1863 US Civil War: Confederate General James Longstreet abandons his siege at Knoxville, Tennessee, and moves his army east and north toward Greeneville. This withdrawal marks the end of the Fall Campaign in Tennessee.

1864 Birth: Herman Heijermans Jr., Dutch writer; Kamertjeszonde, Diamond City.

1864 US Civil War: Major General William Tecumseh Sherman meets with slight resistance from Confederate troops at Thomas Station on his march to the sea.

1868 Reconstruction: The trial of Jefferson Davis starts; with the first blacks on a US trial jury.

1875 Birth: Bernhard Lichtenberg, German clergyman, antifascist.

1878 Settlers arrive at Petach Tikvah, Israel.


1880 Birth: Fedor von Bock, General Field Marshal with monarchist sympathies. Bock will win the prestigious Pour le Merite in WW1 and rise rapidly through the ranks. He will serve Hitler in Austria, Poland, Holland, Belgium, and France. Commanding Army Group Center during Barbarossa, he will be relieved of command for his failure to take Moscow. He will have the same bad luck in 1942 when he again will fail to capture one of his Fuehrer's pet objectives, Stalingrad. Permanently retired by a disgusted Hitler, he will be killed in an Allied bombing raid on May 4, 1945.

1883 The 48th US Congress (1883-85) convenes.


1883 Oberlin College in Ohio starts classes as the first coed institution of higher learning in the United States, with a total of 44 students enrolled: 29 men and 15 women.
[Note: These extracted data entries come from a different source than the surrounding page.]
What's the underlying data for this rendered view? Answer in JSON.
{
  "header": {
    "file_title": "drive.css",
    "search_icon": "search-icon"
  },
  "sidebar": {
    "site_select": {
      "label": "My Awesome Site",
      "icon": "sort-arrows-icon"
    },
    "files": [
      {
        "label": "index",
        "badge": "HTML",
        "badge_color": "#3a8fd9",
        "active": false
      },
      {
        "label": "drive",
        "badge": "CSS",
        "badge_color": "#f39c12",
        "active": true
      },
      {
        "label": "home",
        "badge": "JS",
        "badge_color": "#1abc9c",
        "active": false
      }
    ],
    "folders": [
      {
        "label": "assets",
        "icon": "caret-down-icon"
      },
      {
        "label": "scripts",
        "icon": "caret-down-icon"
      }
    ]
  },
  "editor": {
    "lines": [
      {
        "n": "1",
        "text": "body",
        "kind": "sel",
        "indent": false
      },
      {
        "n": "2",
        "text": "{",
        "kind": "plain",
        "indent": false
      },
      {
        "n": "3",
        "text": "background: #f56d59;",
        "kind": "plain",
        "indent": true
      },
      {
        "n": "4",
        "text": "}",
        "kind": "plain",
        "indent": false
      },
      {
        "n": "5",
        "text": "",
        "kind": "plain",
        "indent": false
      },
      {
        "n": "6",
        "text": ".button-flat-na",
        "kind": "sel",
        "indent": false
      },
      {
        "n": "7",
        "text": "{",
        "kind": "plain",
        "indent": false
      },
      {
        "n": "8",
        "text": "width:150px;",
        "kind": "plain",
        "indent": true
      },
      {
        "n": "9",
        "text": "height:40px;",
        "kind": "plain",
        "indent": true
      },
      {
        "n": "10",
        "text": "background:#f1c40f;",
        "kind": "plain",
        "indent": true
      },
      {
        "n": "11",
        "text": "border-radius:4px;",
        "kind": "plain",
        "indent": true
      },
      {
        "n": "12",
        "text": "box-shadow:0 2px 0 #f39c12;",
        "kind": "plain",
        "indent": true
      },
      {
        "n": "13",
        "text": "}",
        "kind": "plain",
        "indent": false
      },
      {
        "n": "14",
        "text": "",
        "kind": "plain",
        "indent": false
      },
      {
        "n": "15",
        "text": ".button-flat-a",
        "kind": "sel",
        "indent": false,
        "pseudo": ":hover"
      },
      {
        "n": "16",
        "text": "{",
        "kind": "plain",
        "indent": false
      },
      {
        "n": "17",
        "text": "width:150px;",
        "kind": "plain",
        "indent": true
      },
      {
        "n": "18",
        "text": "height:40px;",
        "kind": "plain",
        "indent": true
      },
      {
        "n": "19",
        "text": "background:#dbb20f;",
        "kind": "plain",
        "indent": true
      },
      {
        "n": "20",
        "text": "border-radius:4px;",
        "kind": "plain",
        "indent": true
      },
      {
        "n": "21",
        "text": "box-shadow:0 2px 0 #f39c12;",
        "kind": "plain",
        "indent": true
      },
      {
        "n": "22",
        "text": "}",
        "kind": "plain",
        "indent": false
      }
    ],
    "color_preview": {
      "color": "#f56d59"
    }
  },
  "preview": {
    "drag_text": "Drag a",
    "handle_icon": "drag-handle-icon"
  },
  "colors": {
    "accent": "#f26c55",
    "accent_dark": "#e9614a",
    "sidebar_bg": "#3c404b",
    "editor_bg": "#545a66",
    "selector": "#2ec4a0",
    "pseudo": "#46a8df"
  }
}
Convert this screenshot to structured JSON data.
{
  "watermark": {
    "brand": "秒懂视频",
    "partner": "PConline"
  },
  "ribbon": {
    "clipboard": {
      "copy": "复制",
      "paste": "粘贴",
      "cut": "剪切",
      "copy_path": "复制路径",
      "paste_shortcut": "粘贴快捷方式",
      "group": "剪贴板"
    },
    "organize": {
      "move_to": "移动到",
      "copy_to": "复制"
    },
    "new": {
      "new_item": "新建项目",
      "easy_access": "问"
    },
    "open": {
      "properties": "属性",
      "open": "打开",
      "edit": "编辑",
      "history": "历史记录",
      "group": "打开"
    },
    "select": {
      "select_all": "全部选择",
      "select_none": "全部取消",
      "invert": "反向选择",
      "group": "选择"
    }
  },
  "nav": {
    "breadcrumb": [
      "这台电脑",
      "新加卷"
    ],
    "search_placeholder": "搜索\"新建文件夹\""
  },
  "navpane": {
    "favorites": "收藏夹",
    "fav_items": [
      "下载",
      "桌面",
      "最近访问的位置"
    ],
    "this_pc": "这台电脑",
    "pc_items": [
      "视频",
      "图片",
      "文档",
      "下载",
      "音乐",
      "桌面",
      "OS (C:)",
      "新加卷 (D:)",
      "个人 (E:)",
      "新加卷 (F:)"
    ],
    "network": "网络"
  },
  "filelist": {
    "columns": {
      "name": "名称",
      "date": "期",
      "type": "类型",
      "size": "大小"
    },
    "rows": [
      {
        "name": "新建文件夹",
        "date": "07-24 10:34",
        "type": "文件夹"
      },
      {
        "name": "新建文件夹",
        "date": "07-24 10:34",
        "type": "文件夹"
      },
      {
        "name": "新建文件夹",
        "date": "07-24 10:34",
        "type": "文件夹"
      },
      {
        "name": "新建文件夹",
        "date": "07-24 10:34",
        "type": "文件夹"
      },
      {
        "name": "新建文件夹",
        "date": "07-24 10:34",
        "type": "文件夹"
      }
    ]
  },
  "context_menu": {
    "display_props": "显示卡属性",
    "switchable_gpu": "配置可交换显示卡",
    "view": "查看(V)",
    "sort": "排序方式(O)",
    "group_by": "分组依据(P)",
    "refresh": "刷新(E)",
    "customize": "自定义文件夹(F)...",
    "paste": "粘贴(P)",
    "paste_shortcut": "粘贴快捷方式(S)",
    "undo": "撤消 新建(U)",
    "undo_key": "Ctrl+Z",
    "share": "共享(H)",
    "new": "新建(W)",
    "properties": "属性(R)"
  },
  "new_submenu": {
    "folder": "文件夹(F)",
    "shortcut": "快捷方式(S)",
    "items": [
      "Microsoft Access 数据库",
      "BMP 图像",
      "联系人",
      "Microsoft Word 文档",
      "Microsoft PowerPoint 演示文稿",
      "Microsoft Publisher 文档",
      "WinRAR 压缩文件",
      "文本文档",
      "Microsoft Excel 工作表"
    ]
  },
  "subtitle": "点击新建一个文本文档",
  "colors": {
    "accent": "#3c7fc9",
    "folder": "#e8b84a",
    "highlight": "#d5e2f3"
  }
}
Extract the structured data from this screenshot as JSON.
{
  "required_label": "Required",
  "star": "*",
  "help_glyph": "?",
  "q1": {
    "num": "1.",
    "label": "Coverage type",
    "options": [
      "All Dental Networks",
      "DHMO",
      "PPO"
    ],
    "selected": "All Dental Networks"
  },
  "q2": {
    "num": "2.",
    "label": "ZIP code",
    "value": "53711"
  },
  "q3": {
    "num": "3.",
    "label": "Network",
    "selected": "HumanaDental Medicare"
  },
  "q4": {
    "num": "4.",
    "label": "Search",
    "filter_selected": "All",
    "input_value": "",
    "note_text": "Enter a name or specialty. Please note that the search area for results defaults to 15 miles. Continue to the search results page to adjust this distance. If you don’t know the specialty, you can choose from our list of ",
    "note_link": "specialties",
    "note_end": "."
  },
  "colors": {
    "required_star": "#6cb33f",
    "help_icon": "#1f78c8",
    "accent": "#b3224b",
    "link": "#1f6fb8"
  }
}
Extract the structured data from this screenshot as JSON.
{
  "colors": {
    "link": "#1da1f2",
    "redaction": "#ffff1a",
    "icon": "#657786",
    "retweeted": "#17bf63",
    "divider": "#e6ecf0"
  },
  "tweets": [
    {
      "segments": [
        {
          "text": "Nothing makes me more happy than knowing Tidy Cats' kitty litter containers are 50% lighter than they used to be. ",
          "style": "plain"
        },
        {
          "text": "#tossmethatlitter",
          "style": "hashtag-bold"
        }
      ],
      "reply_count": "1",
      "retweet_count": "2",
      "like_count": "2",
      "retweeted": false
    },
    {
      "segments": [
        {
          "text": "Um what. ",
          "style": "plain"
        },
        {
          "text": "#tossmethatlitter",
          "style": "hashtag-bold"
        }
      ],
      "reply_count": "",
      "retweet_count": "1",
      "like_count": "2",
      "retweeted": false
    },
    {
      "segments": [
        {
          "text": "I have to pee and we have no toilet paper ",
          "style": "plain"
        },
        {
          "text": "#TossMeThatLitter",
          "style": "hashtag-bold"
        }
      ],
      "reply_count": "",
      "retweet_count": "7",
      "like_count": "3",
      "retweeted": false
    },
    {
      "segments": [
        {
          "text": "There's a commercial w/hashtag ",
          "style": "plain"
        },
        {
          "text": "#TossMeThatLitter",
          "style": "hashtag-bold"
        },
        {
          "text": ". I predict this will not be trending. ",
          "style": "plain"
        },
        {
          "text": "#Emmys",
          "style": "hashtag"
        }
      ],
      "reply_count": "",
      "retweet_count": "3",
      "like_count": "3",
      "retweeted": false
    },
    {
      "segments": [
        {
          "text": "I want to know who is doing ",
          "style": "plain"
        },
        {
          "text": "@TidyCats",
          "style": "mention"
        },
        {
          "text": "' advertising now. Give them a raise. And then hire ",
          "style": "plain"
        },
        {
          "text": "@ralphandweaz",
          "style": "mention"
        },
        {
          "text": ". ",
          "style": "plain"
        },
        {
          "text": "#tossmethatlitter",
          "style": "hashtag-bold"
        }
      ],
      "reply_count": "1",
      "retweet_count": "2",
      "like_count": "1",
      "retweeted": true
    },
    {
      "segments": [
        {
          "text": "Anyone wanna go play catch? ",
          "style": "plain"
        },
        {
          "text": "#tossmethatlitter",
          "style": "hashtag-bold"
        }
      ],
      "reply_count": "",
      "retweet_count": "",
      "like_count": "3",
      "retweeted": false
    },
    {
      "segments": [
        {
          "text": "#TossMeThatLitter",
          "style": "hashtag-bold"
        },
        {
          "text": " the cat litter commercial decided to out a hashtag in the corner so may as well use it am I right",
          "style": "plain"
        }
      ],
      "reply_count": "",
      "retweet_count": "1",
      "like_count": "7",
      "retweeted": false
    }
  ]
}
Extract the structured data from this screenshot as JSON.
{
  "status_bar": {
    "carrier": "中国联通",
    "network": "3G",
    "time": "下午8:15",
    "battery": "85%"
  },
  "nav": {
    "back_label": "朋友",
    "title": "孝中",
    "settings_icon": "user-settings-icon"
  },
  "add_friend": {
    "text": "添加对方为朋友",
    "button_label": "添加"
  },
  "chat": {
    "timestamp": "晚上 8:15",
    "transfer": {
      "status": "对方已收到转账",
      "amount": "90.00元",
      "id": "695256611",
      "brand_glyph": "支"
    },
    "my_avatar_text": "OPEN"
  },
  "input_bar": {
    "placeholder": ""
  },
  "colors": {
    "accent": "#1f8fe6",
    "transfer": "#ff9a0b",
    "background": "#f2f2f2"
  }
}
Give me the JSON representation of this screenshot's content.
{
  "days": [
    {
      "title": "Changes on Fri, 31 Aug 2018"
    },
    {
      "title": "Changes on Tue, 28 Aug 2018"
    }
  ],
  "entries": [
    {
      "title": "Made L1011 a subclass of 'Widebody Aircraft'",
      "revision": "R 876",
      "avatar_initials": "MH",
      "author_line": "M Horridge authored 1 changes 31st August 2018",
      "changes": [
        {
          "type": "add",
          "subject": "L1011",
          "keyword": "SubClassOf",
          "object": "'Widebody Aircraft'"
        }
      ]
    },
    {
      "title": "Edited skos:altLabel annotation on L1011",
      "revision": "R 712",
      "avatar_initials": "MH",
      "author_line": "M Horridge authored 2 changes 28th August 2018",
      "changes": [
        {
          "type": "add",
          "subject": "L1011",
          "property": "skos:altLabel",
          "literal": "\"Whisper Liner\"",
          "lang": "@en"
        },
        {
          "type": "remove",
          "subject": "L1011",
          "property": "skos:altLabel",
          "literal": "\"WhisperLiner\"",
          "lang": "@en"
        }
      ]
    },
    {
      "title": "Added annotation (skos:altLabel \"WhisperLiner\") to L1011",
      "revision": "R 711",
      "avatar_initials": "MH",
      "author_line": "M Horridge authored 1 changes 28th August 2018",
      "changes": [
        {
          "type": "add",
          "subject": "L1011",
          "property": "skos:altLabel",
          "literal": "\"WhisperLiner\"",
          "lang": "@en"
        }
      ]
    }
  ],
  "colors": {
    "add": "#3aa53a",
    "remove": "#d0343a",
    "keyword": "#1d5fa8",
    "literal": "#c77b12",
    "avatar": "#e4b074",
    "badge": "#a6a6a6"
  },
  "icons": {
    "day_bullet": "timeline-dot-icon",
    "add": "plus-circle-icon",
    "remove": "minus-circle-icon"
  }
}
1886 Birth: Karl Manne Georg Siegbahn, Swedish physicist (röntgen spectroscope, Nobel 1924).

1893 Ndebeles destroys Rhodesia.

1893 Death: Allan Wilson, British-Rhodesian major, in battle.

1894 Death: Robert Louis Stevenson, English writer (Dr Jekyll & Mr Hyde), from a cerebral hemorrhage at 45.

1895 Birth: Anna Freud, Austrian-English psychoanalyst, daughter of Sigmund Freud.

1896 Birth: John Urzidil, Austria-US writer; Die erbeuteten Frauen.

1897 Birth: Kate O'Brien, Irish writer (Without My Cloak).

1900 Birth: Lester Matthews, in Nottingham, England, author; Sir Dennis-Adventures of Fu Manchu.

1900 Birth: Richard Kuhn, in Austria, biochemist; will work with vitamins (Nobel 1938).


1902 Birth: Mitsuo Fuchida, the pilot who will fly the lead plane in Japan's air attack on Pearl Harbor (7 December 1941). Through representatives of the Pocket Testament League, Fuchida will be converted to Christianity in 1950. (Bradley)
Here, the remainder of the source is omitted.